What does this mean for projects?

For those delivering projects, the Act introduces a clearer and more structured framework for compliance. The BSR now oversees the Gateway regime for higher-risk buildings, scrutinising design and construction information before work can progress. Developers and contractors will need to maintain detailed records at every stage to demonstrate how they are meeting safety obligations.

The National Regulator for Construction Products brings greater certainty to the use of building materials. It places a new emphasis on due diligence in procurement and supply chains. For consumers, the New Homes Ombudsman will provide a formal route to redress. The ombudsman will allow purchasers of new homes to escalate complaints about defects to an independent body.

What have the courts said?

Alongside regulatory reform, the courts have reinforced the policy aim that leaseholders should not bear the financial burden of unsafe construction.

In URS Corporation Ltd v BDW Trading Ltd, the Supreme Court confirmed that developers can recover remediation costs from consultants. They confirmed that s135 of the Act allows limitation periods to be extended for such claims. Aligning with the government’s policy, those responsible for defective work should pay to put it right.

In the case of Triathlon Homes LLP v Stratford Village Development Partnership, Triathlon was the long leaseholder. The five buildings were developed by SDVP, a limited partnership and the freeholder of the development.SDVPs three partners were ultimately owned through subsidiaries by Get Living. However, Get Living did not own SDVP at the time of development. The development was then owned by the Olympic Delivery Authority. Through subsidiaries, Get Living also held the long leases to all the private rented housing in the blocks.

The Court confirmed that Remediation Contribution Orders (RCOs) can be used to recover costs incurred before the Act came into force.

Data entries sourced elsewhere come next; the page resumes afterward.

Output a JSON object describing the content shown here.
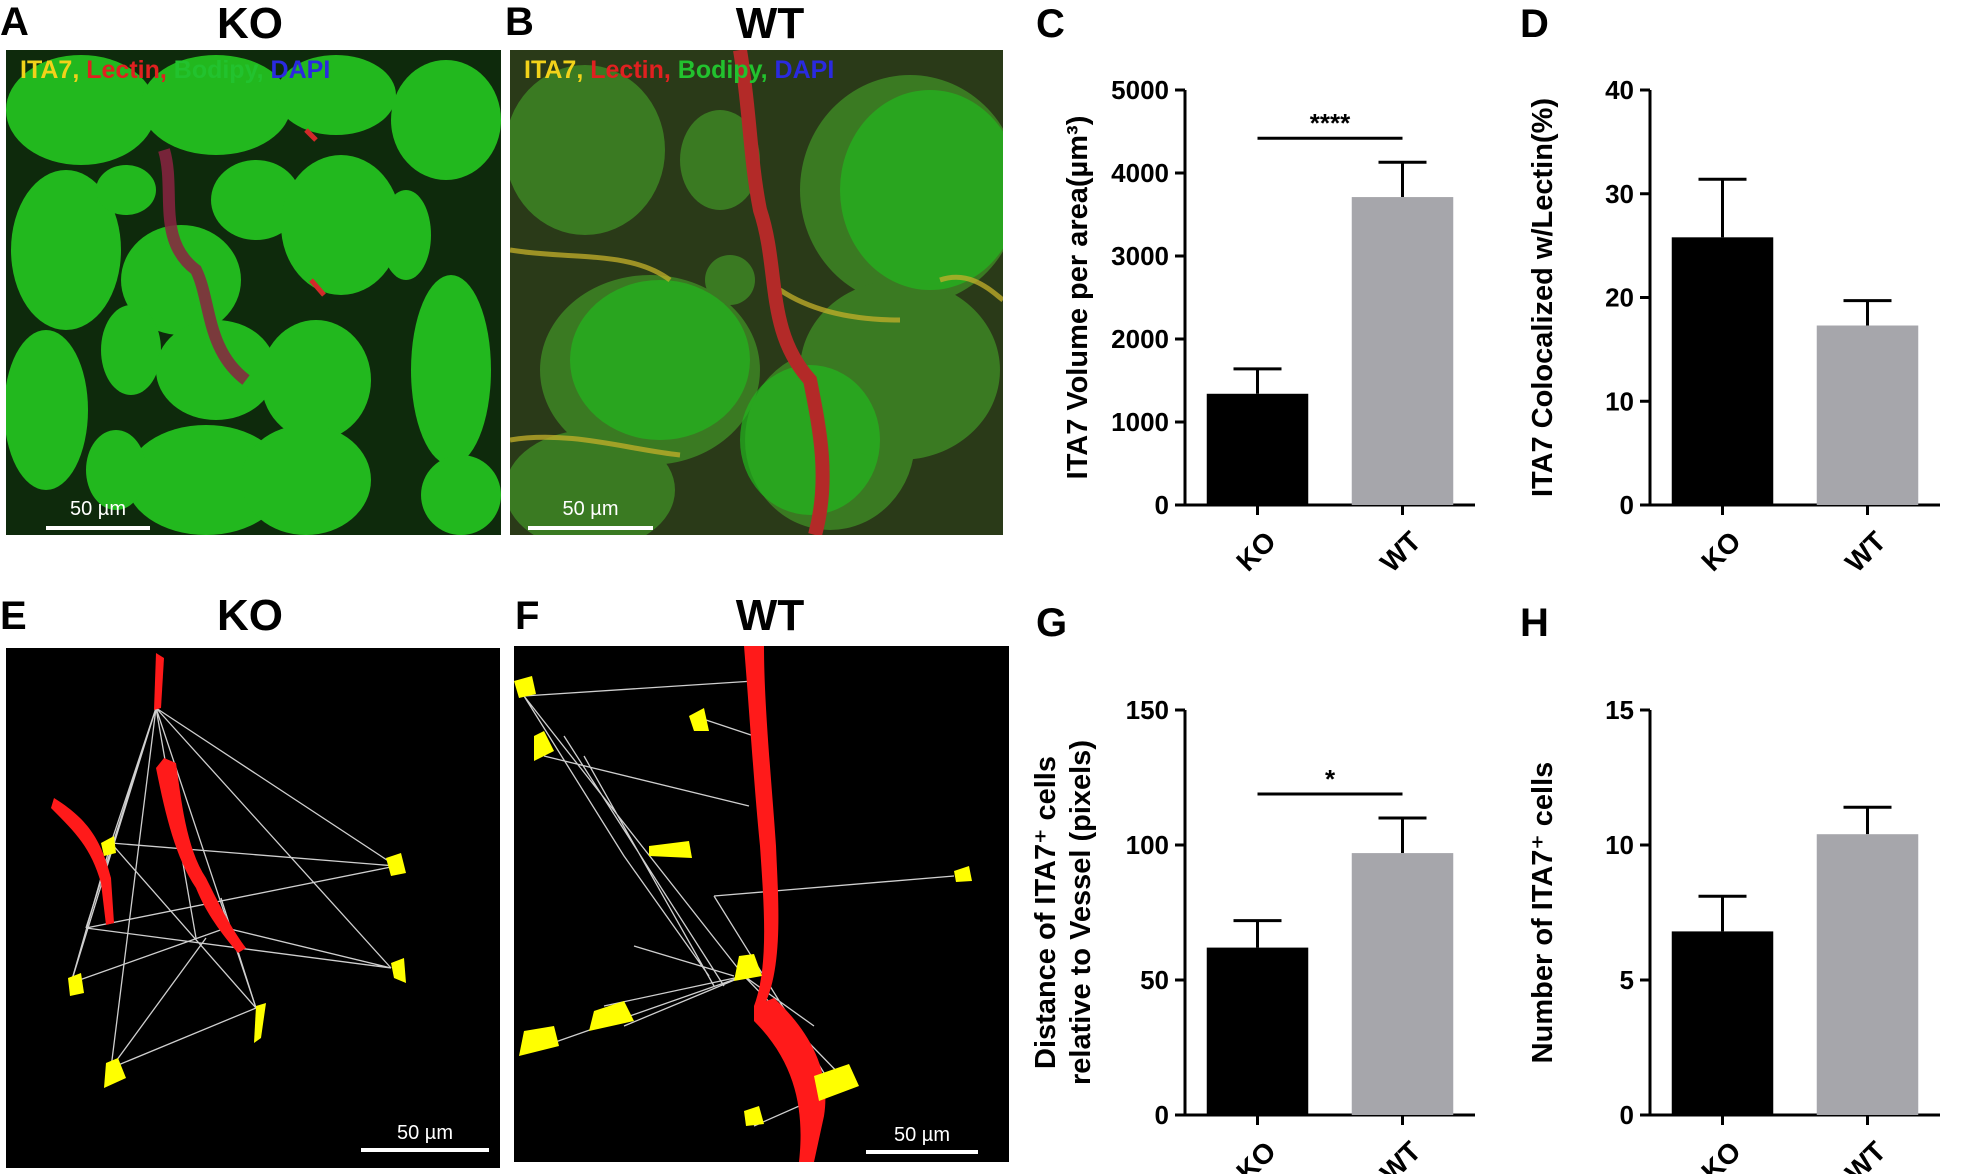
{
  "panels": {
    "A": {
      "letter": "A",
      "title": "KO"
    },
    "B": {
      "letter": "B",
      "title": "WT"
    },
    "C": {
      "letter": "C"
    },
    "D": {
      "letter": "D"
    },
    "E": {
      "letter": "E",
      "title": "KO"
    },
    "F": {
      "letter": "F",
      "title": "WT"
    },
    "G": {
      "letter": "G"
    },
    "H": {
      "letter": "H"
    }
  },
  "stain_legend": [
    {
      "text": "ITA7",
      "color": "#f2d21a"
    },
    {
      "text": ", ",
      "color": "#f2d21a"
    },
    {
      "text": "Lectin",
      "color": "#e02020"
    },
    {
      "text": ", ",
      "color": "#e02020"
    },
    {
      "text": "Bodipy",
      "color": "#22c22e"
    },
    {
      "text": ", ",
      "color": "#22c22e"
    },
    {
      "text": "DAPI",
      "color": "#2a2ae0"
    }
  ],
  "scale_bar_label": "50 µm",
  "colors": {
    "ko_bar": "#000000",
    "wt_bar": "#a6a6ab",
    "vessel": "#ff1a1a",
    "ita7_cell": "#ffff00",
    "connection": "#cfcfcf",
    "fiber_green": "#22b81e"
  },
  "chart_data": [
    {
      "panel": "C",
      "type": "bar",
      "categories": [
        "KO",
        "WT"
      ],
      "values": [
        1340,
        3710
      ],
      "error": [
        300,
        420
      ],
      "ylabel": "ITA7 Volume per area(µm³)",
      "ylim": [
        0,
        5000
      ],
      "yticks": [
        0,
        1000,
        2000,
        3000,
        4000,
        5000
      ],
      "significance": "****"
    },
    {
      "panel": "D",
      "type": "bar",
      "categories": [
        "KO",
        "WT"
      ],
      "values": [
        25.8,
        17.3
      ],
      "error": [
        5.6,
        2.4
      ],
      "ylabel": "ITA7 Colocalized w/Lectin(%)",
      "ylim": [
        0,
        40
      ],
      "yticks": [
        0,
        10,
        20,
        30,
        40
      ],
      "significance": ""
    },
    {
      "panel": "G",
      "type": "bar",
      "categories": [
        "KO",
        "WT"
      ],
      "values": [
        62,
        97
      ],
      "error": [
        10,
        13
      ],
      "ylabel_line1": "Distance of ITA7⁺ cells",
      "ylabel_line2": "relative to Vessel (pixels)",
      "ylim": [
        0,
        150
      ],
      "yticks": [
        0,
        50,
        100,
        150
      ],
      "significance": "*"
    },
    {
      "panel": "H",
      "type": "bar",
      "categories": [
        "KO",
        "WT"
      ],
      "values": [
        6.8,
        10.4
      ],
      "error": [
        1.3,
        1.0
      ],
      "ylabel": "Number of ITA7⁺ cells",
      "ylim": [
        0,
        15
      ],
      "yticks": [
        0,
        5,
        10,
        15
      ],
      "significance": ""
    }
  ]
}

Remediation Contribution Orders Clarified

Falcon Chambers note that there was no dispute between the parties that the “jurisdictional” or “gateway” requirements necessary for an RCO to be made had been satisfied. There were “relevant defects” in a “relevant building.” Triathlon qualified as an “interested person,” and both SDVP and Get Living fell within the definition of a “specified body corporate or partnership.” The principal issue between the parties was whether it was “just and equitable” to make the order sought in respect of the remedial work currently being carried out to the blocks.

The ability to apply for an RCO is a new and independent remedy, essentially non-fault based. An important factor is that the policy of the Building Safety Act is for primary responsibility for remediation costs to fall on the original developer. The First-tier Tribunal therefore decided that Triathlon was entitled to RCOs against both SDVP and Get Living in respect of the cost of rectifying the defects in the blocks.

Conclusions

The BSA continues to change and adjust the way projects are delivered, and disputes are resolved. The provisions show a clear policy, under which, accountability should rest with those who created the unsafe conditions. In contrast, those on the other end of the process (such as tenants) should be protected. With new regulatory powers, financial contributions from developers, and recent case law reinforcing the principles behind the Act, the construction industry is taking greater responsibility to produce higher standards. For those involved in projects, compliance is no longer just a matter of good practice. It is a legal and financial necessity that will likely define how the industry operates in the years ahead.